La maïeutique semble s’inscrire dans la définition de la santé proposée par l’Organisation Mondiale de la Santé (OMS), à savoir « un état de complet bien-être physique, mental et social, et ne consiste pas seulement en une absence de maladie ou d’infirmité » (Préambule à la Constitution de l’Organisation mondiale de la Santé). Cette définition montre bien que la notion de santé ne s’adresse pas à la seule discipline de la médecine car être tout à fait exempt de maladie ne signifie pas forcément être en bonne santé. La maïeutique s’occupe de femmes en bonne santé et s’inscrit dans un rôle important en matière d’éducation à la santé. Elle s’intéresse à la femme, au couple, à la femme enceinte et à son futur enfant et implique une approche globale des patientes : suivi gynécologique de prévention, suivi médical des grossesses normales, accompagnement incluant la relation humaine, écoute professionnelle vigilante apte à favoriser les échanges dans ce que la femme a de plus intime et dépistage des situations à risque.

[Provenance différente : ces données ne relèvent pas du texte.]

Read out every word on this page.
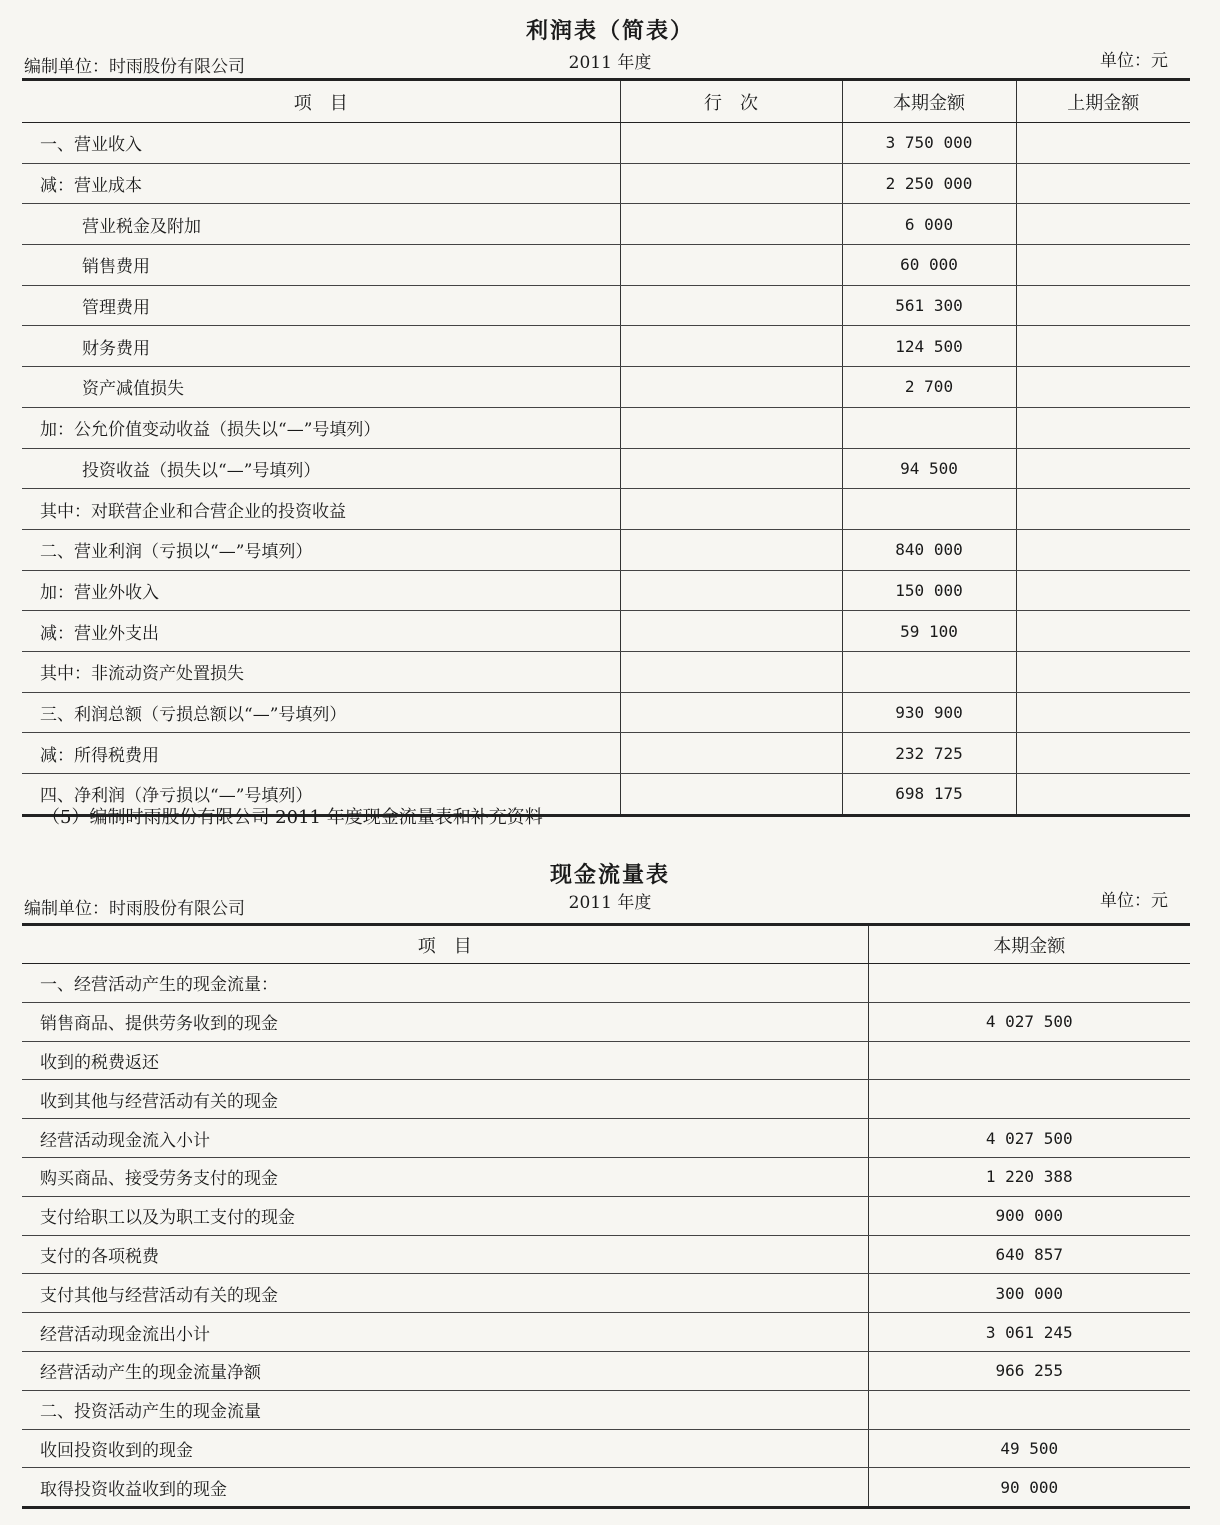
利润表（简表）
编制单位：时雨股份有限公司	2011 年度	单位：元
项　目	行　次	本期金额	上期金额
一、营业收入		3 750 000	
减：营业成本		2 250 000	
营业税金及附加		6 000	
销售费用		60 000	
管理费用		561 300	
财务费用		124 500	
资产减值损失		2 700	
加：公允价值变动收益（损失以“—”号填列）			
投资收益（损失以“—”号填列）		94 500	
其中：对联营企业和合营企业的投资收益			
二、营业利润（亏损以“—”号填列）		840 000	
加：营业外收入		150 000	
减：营业外支出		59 100	
其中：非流动资产处置损失			
三、利润总额（亏损总额以“—”号填列）		930 900	
减：所得税费用		232 725	
四、净利润（净亏损以“—”号填列）		698 175	
（5）编制时雨股份有限公司 2011 年度现金流量表和补充资料
现金流量表
编制单位：时雨股份有限公司	2011 年度	单位：元
项　目	本期金额
一、经营活动产生的现金流量：	
销售商品、提供劳务收到的现金	4 027 500
收到的税费返还	
收到其他与经营活动有关的现金	
经营活动现金流入小计	4 027 500
购买商品、接受劳务支付的现金	1 220 388
支付给职工以及为职工支付的现金	900 000
支付的各项税费	640 857
支付其他与经营活动有关的现金	300 000
经营活动现金流出小计	3 061 245
经营活动产生的现金流量净额	966 255
二、投资活动产生的现金流量	
收回投资收到的现金	49 500
取得投资收益收到的现金	90 000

Les professionnels de la maïeutique s’attachent à préserver, à favoriser cet « état de complet bien-être physique, mental et social ». L’Association Européenne des Sages-femmes (EMA) a déclaré lors de sa réunion à Maastricht les 29 et 30 novembre 2013 : « les sages-femmes […] contribuent à l’amélioration de la santé des sages-femmes et de leurs familles et permettent d’assurer la normalité du processus de la naissance. » (Benoit Truong Canh & Hubert, 2014).

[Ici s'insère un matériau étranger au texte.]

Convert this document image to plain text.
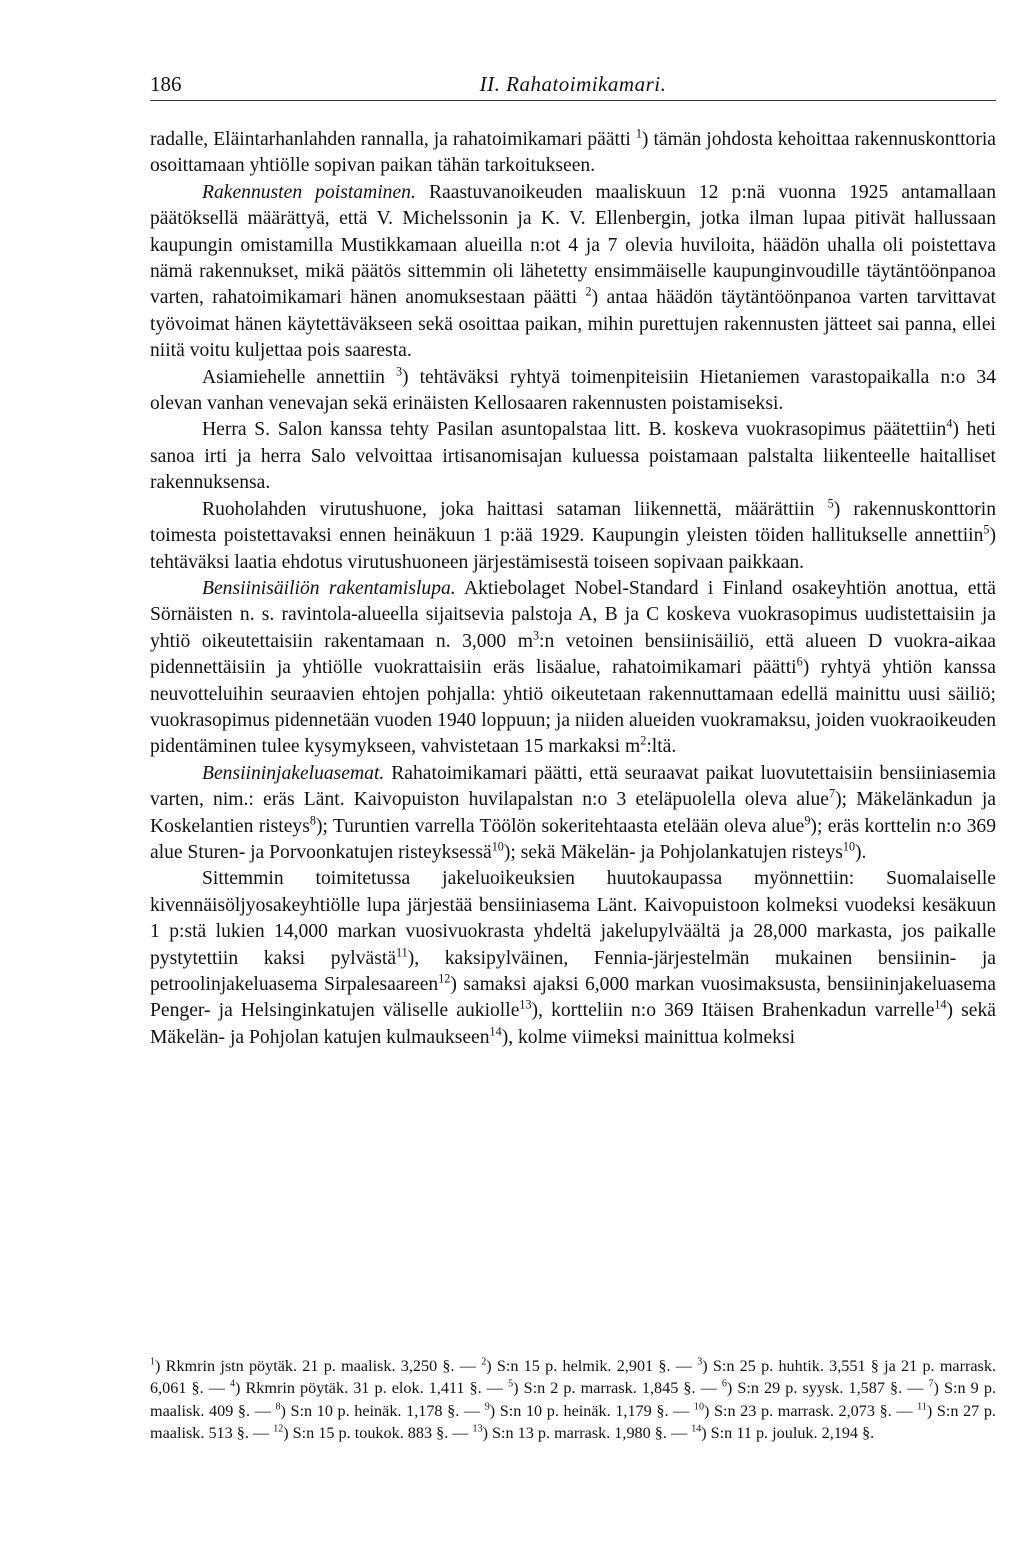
186	II. Rahatoimikamari.

radalle, Eläintarhanlahden rannalla, ja rahatoimikamari päätti $^1$) tämän johdosta kehoittaa rakennuskonttoria osoittamaan yhtiölle sopivan paikan tähän tarkoitukseen.

Rakennusten poistaminen. Raastuvanoikeuden maaliskuun 12 p:nä vuonna 1925 antamallaan päätöksellä määrättyä, että V. Michelssonin ja K. V. Ellenbergin, jotka ilman lupaa pitivät hallussaan kaupungin omistamilla Mustikkamaan alueilla n:ot 4 ja 7 olevia huviloita, häädön uhalla oli poistettava nämä rakennukset, mikä päätös sittemmin oli lähetetty ensimmäiselle kaupunginvoudille täytäntöönpanoa varten, rahatoimikamari hänen anomuksestaan päätti $^2$) antaa häädön täytäntöönpanoa varten tarvittavat työvoimat hänen käytettäväkseen sekä osoittaa paikan, mihin purettujen rakennusten jätteet sai panna, ellei niitä voitu kuljettaa pois saaresta.

Asiamiehelle annettiin $^3$) tehtäväksi ryhtyä toimenpiteisiin Hietaniemen varastopaikalla n:o 34 olevan vanhan venevajan sekä erinäisten Kellosaaren rakennusten poistamiseksi.

Herra S. Salon kanssa tehty Pasilan asuntopalstaa litt. B. koskeva vuokrasopimus päätettiin$^4$) heti sanoa irti ja herra Salo velvoittaa irtisanomisajan kuluessa poistamaan palstalta liikenteelle haitalliset rakennuksensa.

Ruoholahden virutushuone, joka haittasi sataman liikennettä, määrättiin $^5$) rakennuskonttorin toimesta poistettavaksi ennen heinäkuun 1 p:ää 1929. Kaupungin yleisten töiden hallitukselle annettiin$^5$) tehtäväksi laatia ehdotus virutushuoneen järjestämisestä toiseen sopivaan paikkaan.

Bensiinisäiliön rakentamislupa. Aktiebolaget Nobel-Standard i Finland osakeyhtiön anottua, että Sörnäisten n. s. ravintola-alueella sijaitsevia palstoja A, B ja C koskeva vuokrasopimus uudistettaisiin ja yhtiö oikeutettaisiin rakentamaan n. 3,000 $m^3:n$ vetoinen bensiinisäiliö, että alueen D vuokra-aikaa pidennettäisiin ja yhtiölle vuokrattaisiin eräs lisäalue, rahatoimikamari päätti$^6$) ryhtyä yhtiön kanssa neuvotteluihin seuraavien ehtojen pohjalla: yhtiö oikeutetaan rakennuttamaan edellä mainittu uusi säiliö; vuokrasopimus pidennetään vuoden 1940 loppuun; ja niiden alueiden vuokramaksu, joiden vuokraoikeuden pidentäminen tulee kysymykseen, vahvistetaan 15 markaksi $m^2:ltä$.

Bensiininjakeluasemat. Rahatoimikamari päätti, että seuraavat paikat luovutettaisiin bensiiniasemia varten, nim.: eräs Länt. Kaivopuiston huvilapalstan n:o 3 eteläpuolella oleva alue$^7$); Mäkelänkadun ja Koskelantien risteys$^8$); Turuntien varrella Töölön sokeritehtaasta etelään oleva alue$^9$); eräs korttelin n:o 369 alue Sturen- ja Porvoonkatujen risteyksessä$^{10}$); sekä Mäkelän- ja Pohjolankatujen risteys$^{10}$).

Sittemmin toimitetussa jakeluoikeuksien huutokaupassa myönnettiin: Suomalaiselle kivennäisöljyosakeyhtiölle lupa järjestää bensiiniasema Länt. Kaivopuistoon kolmeksi vuodeksi kesäkuun 1 p:stä lukien 14,000 markan vuosivuokrasta yhdeltä jakelupylväältä ja 28,000 markasta, jos paikalle pystytettiin kaksi pylvästä$^{11}$), kaksipylväinen, Fennia-järjestelmän mukainen bensiinin- ja petroolinjakeluasema Sirpalesaareen$^{12}$) samaksi ajaksi 6,000 markan vuosimaksusta, bensiininjakeluasema Penger- ja Helsinginkatujen väliselle aukiolle$^{13}$), kortteliin n:o 369 Itäisen Brahenkadun varrelle$^{14}$) sekä Mäkelän- ja Pohjolan katujen kulmaukseen$^{14}$), kolme viimeksi mainittua kolmeksi

$^1$) Rkmrin jstn pöytäk. 21 p. maalisk. 3,250 §. — $^2$) S:n 15 p. helmik. 2,901 §. — $^3$) S:n 25 p. huhtik. 3,551 § ja 21 p. marrask. 6,061 §. — $^4$) Rkmrin pöytäk. 31 p. elok. 1,411 §. — $^5$) S:n 2 p. marrask. 1,845 §. — $^6$) S:n 29 p. syysk. 1,587 §. — $^7$) S:n 9 p. maalisk. 409 §. — $^8$) S:n 10 p. heinäk. 1,178 §. — $^9$) S:n 10 p. heinäk. 1,179 §. — $^{10}$) S:n 23 p. marrask. 2,073 §. — $^{11}$) S:n 27 p. maalisk. 513 §. — $^{12}$) S:n 15 p. toukok. 883 §. — $^{13}$) S:n 13 p. marrask. 1,980 §. — $^{14}$) S:n 11 p. jouluk. 2,194 §.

Une série spéciale du Lancet, hebdomadaire de référence en matière de recherche médicale internationale, a été consacrée à la maïeutique en 2014 (The Lancet, 2014). Il est question de développer le sens attribué à la maïeutique. Les auteurs de cette série se sont basés sur des définitions internationales et sur une analyse de la pratique de sage-femme, pour identifier des éléments susceptibles de caractériser la maïeutique. Il est proposé une définition de la maïeutique qui pourrait être :

« les soins spécialisés, basés sur la connaissance et attentionnés pour les femmes enceintes, les nouveau- nés et leurs familles pendant la période précédant et durant la grossesse, l’accouchement, les suites des couches et les premières semaines de vie. Cette pratique consiste essentiellement à optimiser les processus physiologiques, biologiques, psychologiques, sociaux et culturels de la reproduction et de la petite enfance, mais également à prévenir et à prendre en charge rapidement les complications, à consulter et orienter les femmes vers d’autres services, à respecter la situation et les points de vue individuels des

femmes, et à travailler en partenariat avec elles pour renforcer leurs capacités à prendre soin d’elles-mêmes et de leurs familles » (The Lancet, 2014, p. 3).

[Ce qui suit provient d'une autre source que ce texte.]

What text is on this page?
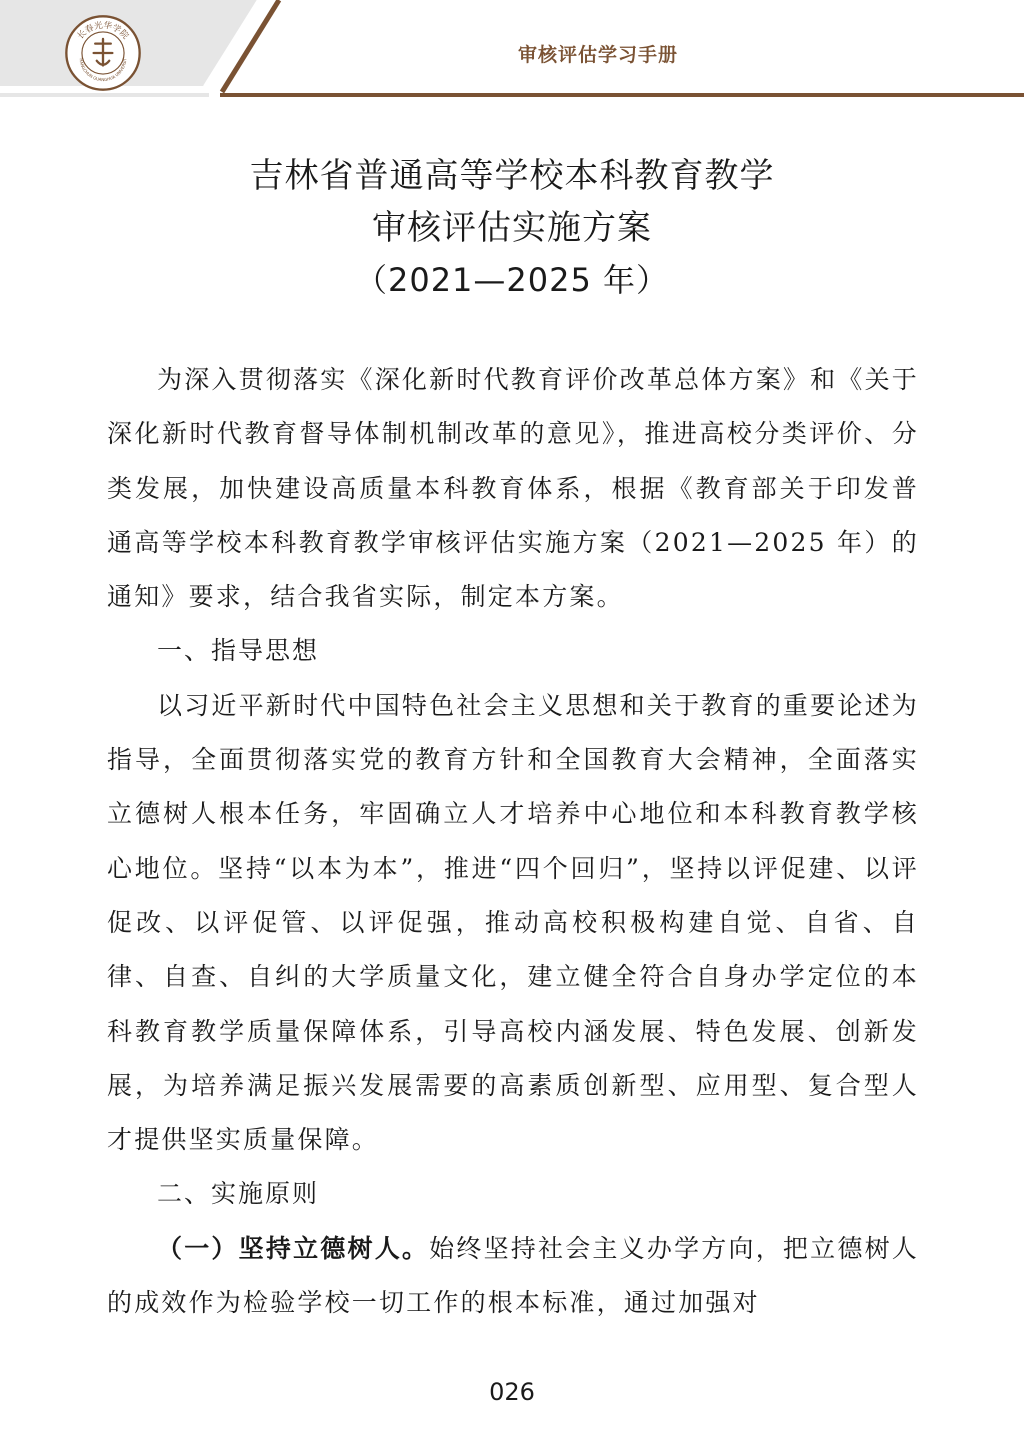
长春光华学院
HANGCHUN GUANGHUA UNIVERSIT	审核评估学习手册
吉林省普通高等学校本科教育教学
审核评估实施方案
（2021—2025 年）

为深入贯彻落实《深化新时代教育评价改革总体方案》和《关于深化新时代教育督导体制机制改革的意见》，推进高校分类评价、分类发展，加快建设高质量本科教育体系，根据《教育部关于印发普通高等学校本科教育教学审核评估实施方案（2021—2025 年）的通知》要求，结合我省实际，制定本方案。

一、指导思想

以习近平新时代中国特色社会主义思想和关于教育的重要论述为指导，全面贯彻落实党的教育方针和全国教育大会精神，全面落实立德树人根本任务，牢固确立人才培养中心地位和本科教育教学核心地位。坚持“以本为本”，推进“四个回归”，坚持以评促建、以评促改、以评促管、以评促强，推动高校积极构建自觉、自省、自律、自查、自纠的大学质量文化，建立健全符合自身办学定位的本科教育教学质量保障体系，引导高校内涵发展、特色发展、创新发展，为培养满足振兴发展需要的高素质创新型、应用型、复合型人才提供坚实质量保障。

二、实施原则

（一）坚持立德树人。始终坚持社会主义办学方向，把立德树人的成效作为检验学校一切工作的根本标准，通过加强对

026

Il est aussi suggéré que la maïeutique pourrait bénéficier d'une exploration plus détaillée afin de définir le concept, aussi bien dans le contexte de la pratique clinique, éducative, cadre et de recherche. L’exercice de la maïeutique est synonyme de métier technique et humain à la fois, au carrefour de la gynécologie, de l’obstétrique, de la pédiatrie, de la psychologie, des sciences humaines et sociales. La maïeutique comprend à la fois une partie scientifique et une pratique. Les sages-femmes ont un rôle de dépistage et de prévention essentiel, avec une approche globale du couple et plus largement de l’entité familiale, un suivi médical de la physiologie et un passage de relais au médecin lors du dépistage de toutes situations pathologiques. La maïeutique des sages-femmes peut donc être affiliée à un métier de la santé puisque la logique démontre qu’elle en a les caractéristiques.